I thought of the first time he’d given marrying Füruzan a “go.” I had waited for Philipp with Füruzan-a proud, beautiful Turkish nurse-her mother, and her brother. Then, right at the door of the town hall, Philipp, dead drunk, had announced that he couldn’t go through with the marriage, and Füruzan’s brother had attacked him with a knife. I thought how Philipp had lain in the hospital recuperating from his wounds and had gone off women.
“And you’ll never touch another woman?” I asked him now.
He raised his hands and slowly lowered them again. “When a woman looks at me, I look back. I’m like an old circus horse. When he hears all the commotion and fanfare, he goes trotting around the arena. But he’d much rather be in his stable, munching oats. And just as the public can tell that the circus horse is old, even though he goes trotting around the arena, women notice it in me, too, even though I look at them and flirt and know what they like to hear and how they like to be touched.” He stared into the distance.
“Did you see it coming?” I asked.
“I always thought that when the time comes all my memories would compensate me for what the present would be depriving me of. But remembering doesn’t work. I can tell myself what was, and how it was, and that it was great; I can conjure up pictures in my inner eye. But I can’t conjure up the feeling. I know that a woman’s breasts felt really good, or her bottom, or that she had a certain way of moving when she was on top of me that was just… or that she would… But I only know it, I don’t experience it. I don’t feel the feeling.”
“Well, that’s the way of the world. Memories are memories.”
“No!” he countered vehemently. “When I remember how furious I was when they remodeled our operating theater, I’m furious all over again. When I remember what pleasure I had when I bought my boat, I relive that pleasure. Only love eludes memory.” He got up. “You have to get some sleep. Don’t do anything foolish tomorrow.”
I lay there staring into the twilight. Did love elude memory? Or was it desire? Was my friend mixing up love and desire?
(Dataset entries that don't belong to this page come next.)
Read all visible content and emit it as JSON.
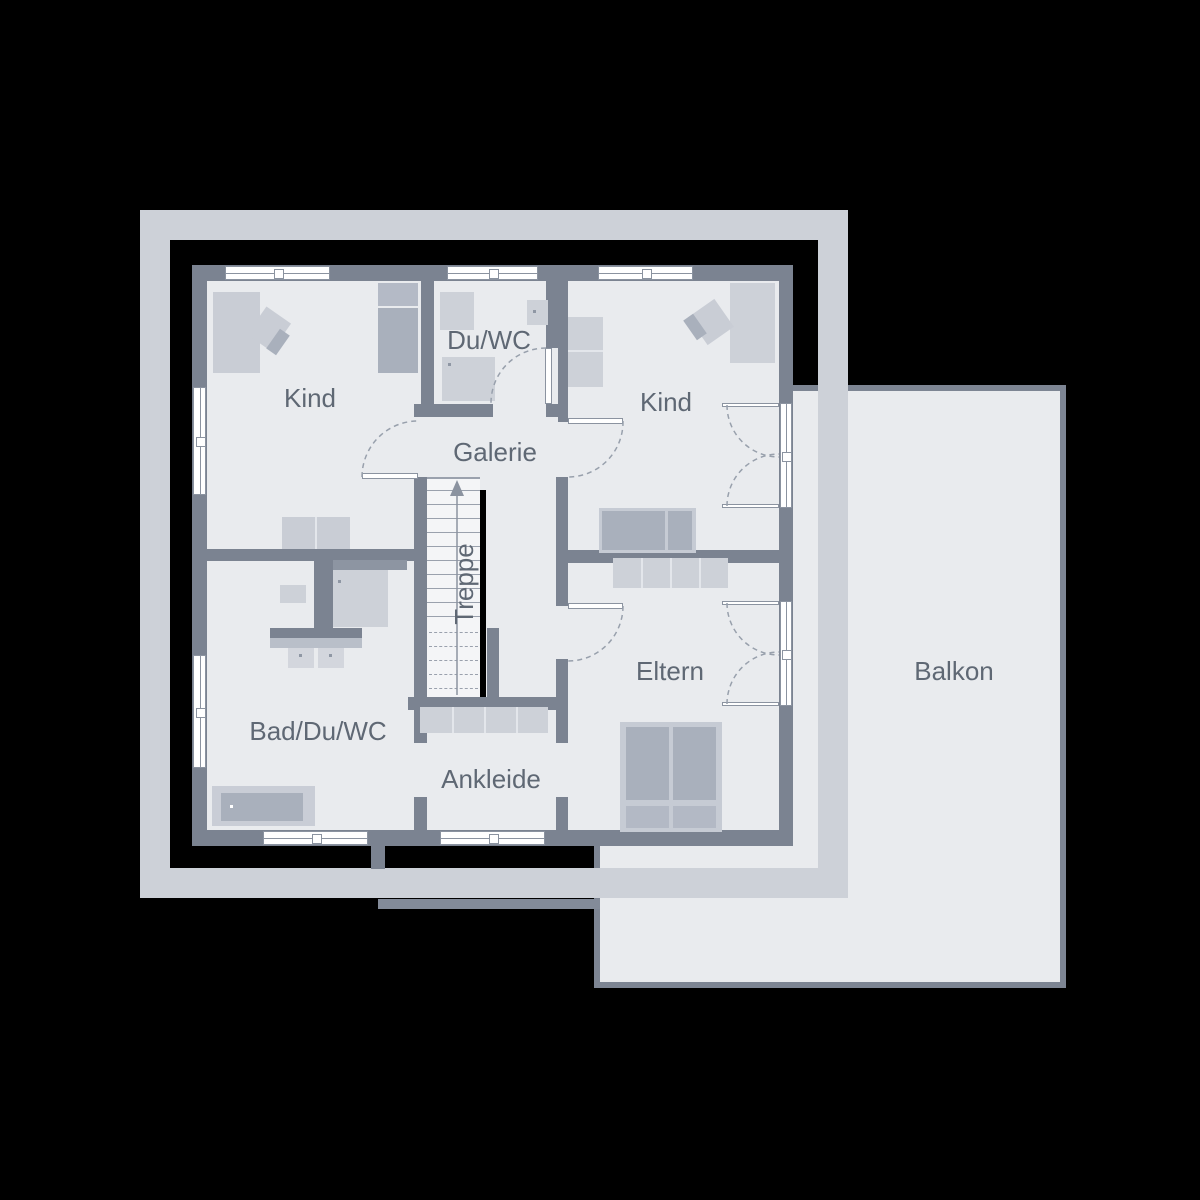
{
  "type": "architectural-floor-plan-upper-floor",
  "labels": {
    "kind_left": "Kind",
    "du_wc": "Du/WC",
    "kind_right": "Kind",
    "galerie": "Galerie",
    "treppe": "Treppe",
    "eltern": "Eltern",
    "bad_du_wc": "Bad/Du/WC",
    "ankleide": "Ankleide",
    "balkon": "Balkon"
  },
  "palette": {
    "background": "#000000",
    "roof_outline_frame": "#cdd1d8",
    "walls": "#7b8391",
    "floor": "#e9ebee",
    "furniture_light": "#cdd1d8",
    "furniture_medium": "#a9b0bc",
    "balcony_border": "#7d8593",
    "window_fill": "#ffffff",
    "window_line": "#8b93a0",
    "stair_cut_line": "#000000",
    "door_swing_dash": "#98a0ac",
    "text": "#5f6874"
  }
}
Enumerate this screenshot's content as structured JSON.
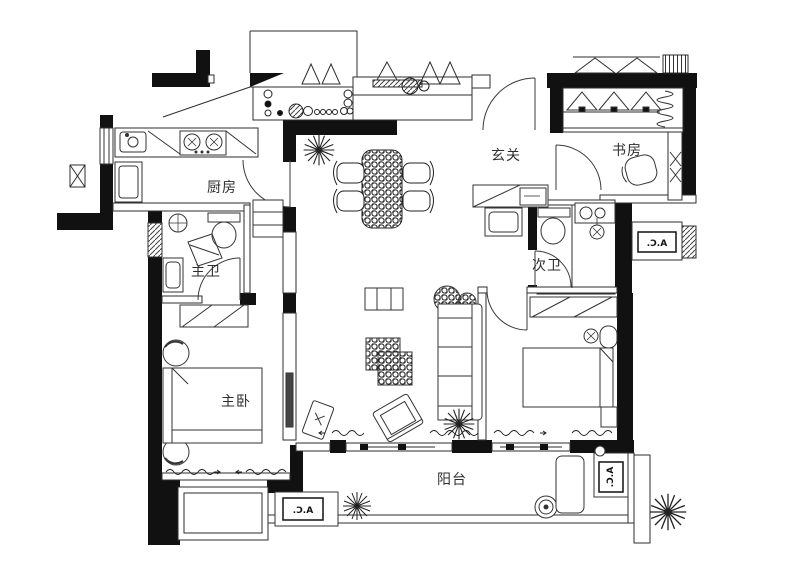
{
  "plan": {
    "title": "apartment-floor-plan",
    "rooms": {
      "kitchen": "厨房",
      "foyer": "玄关",
      "study": "书房",
      "master_bath": "主卫",
      "second_bath": "次卫",
      "master_bedroom": "主卧",
      "balcony": "阳台"
    },
    "annotations": {
      "ac_right": "A.C.",
      "ac_balcony_left": "A.C.",
      "ac_balcony_right": "A.C."
    },
    "colors": {
      "wall": "#111111",
      "line": "#3a3a3a",
      "background": "#ffffff"
    }
  }
}
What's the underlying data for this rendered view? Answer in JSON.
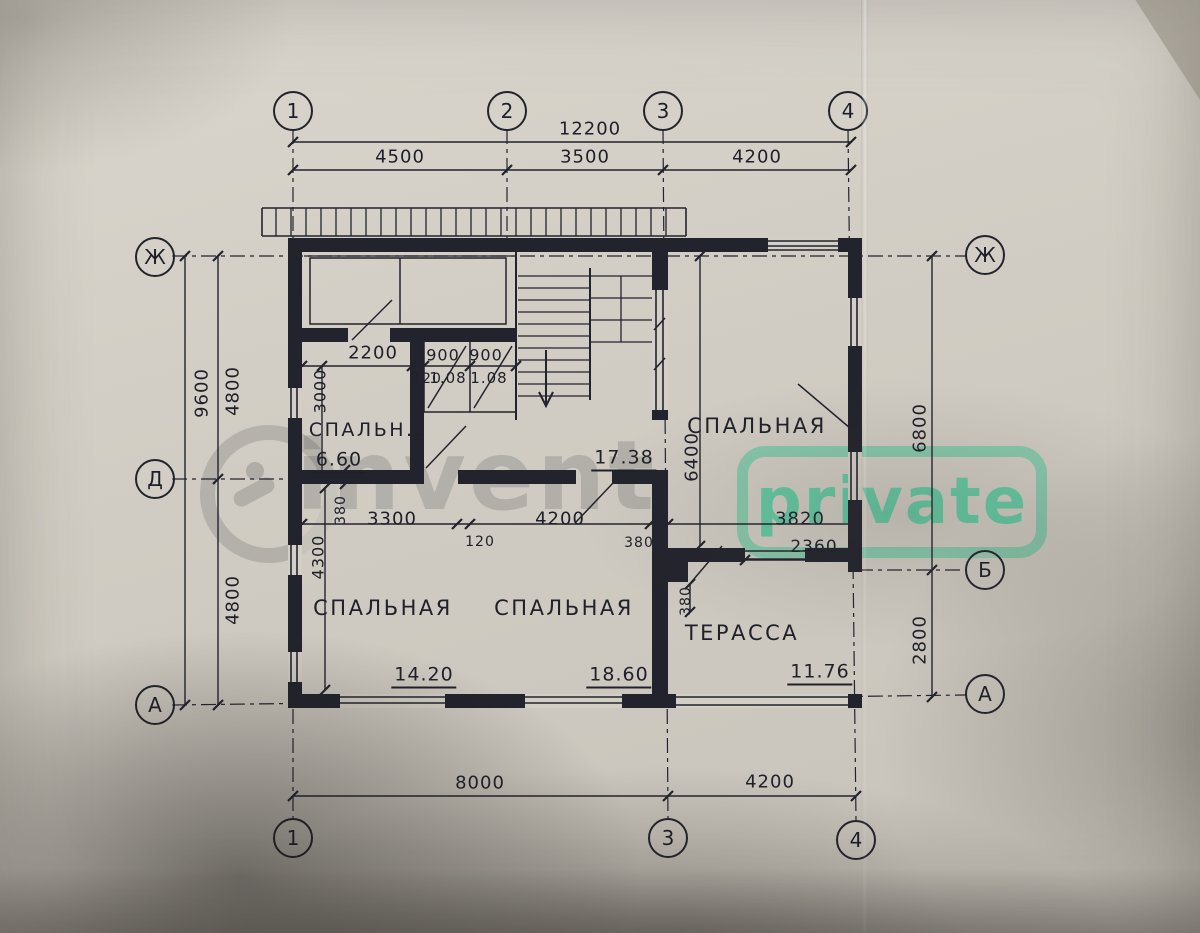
{
  "watermark": {
    "brand": "invent",
    "badge": "private",
    "accent_green": "#3ac694"
  },
  "axis_circles": {
    "top": [
      "1",
      "2",
      "3",
      "4"
    ],
    "bottom": [
      "1",
      "3",
      "4"
    ],
    "left": [
      "Ж",
      "Д",
      "А"
    ],
    "right": [
      "Ж",
      "Б",
      "А"
    ]
  },
  "outer_dims": {
    "top_total": "12200",
    "top_1_2": "4500",
    "top_2_3": "3500",
    "top_3_4": "4200",
    "left_total": "9600",
    "left_upper": "4800",
    "left_lower": "4800",
    "right_upper": "6800",
    "right_lower": "2800",
    "bottom_1_3": "8000",
    "bottom_3_4": "4200"
  },
  "inner_dims": {
    "hall_width": "2200",
    "closet_left": "900",
    "closet_right": "900",
    "wall_thin": "120",
    "closet_left_area": "1.08",
    "closet_right_area": "1.08",
    "bed1_height": "3000",
    "wall_mid": "380",
    "bed3_width": "3300",
    "wall_120": "120",
    "bed4_width": "4200",
    "wall_380": "380",
    "terrace_width": "3820",
    "bed3_height": "4300",
    "bed2_height": "6400",
    "terrace_door": "2360",
    "terrace_wall": "380"
  },
  "rooms": {
    "bed1": {
      "name": "СПАЛЬН..",
      "area": "6.60"
    },
    "bed2": {
      "name": "СПАЛЬНАЯ",
      "area": "17.38"
    },
    "bed3": {
      "name": "СПАЛЬНАЯ",
      "area": "14.20"
    },
    "bed4": {
      "name": "СПАЛЬНАЯ",
      "area": "18.60"
    },
    "terrace": {
      "name": "ТЕРАССА",
      "area": "11.76"
    }
  }
}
I decided I was not going to call Welker the following day. As it was, I hadn’t decided what to tell him or what to threaten him with or how to stop him. I would sleep and get some rest. I would give Turbo the can of mackerel I had brought him from Cottbus. I would read a book and play a game of chess with Keres or Euwe or Bobby Fisher. I would cook. I would drink red wine. Philipp hadn’t said anything about my antibiotic clashing with red wine or red wine clashing with my antibiotic. I’d postpone my heart attack to some other time.
23 Cat and mouse
But at nine o’clock I was awakened by a call from Welker.
“Where did you get my number?” My number has been unlisted for five years.
“I know it’s Sunday morning, but I must insist that you drop by my office. You can park inside the gate, that way it’ll be…” He broke off. I already knew the game well enough: Welker would start talking, the receiver would then be covered, and suddenly Samarin would be on the line. “We’ll be expecting you around noon. Twelve o’clock.”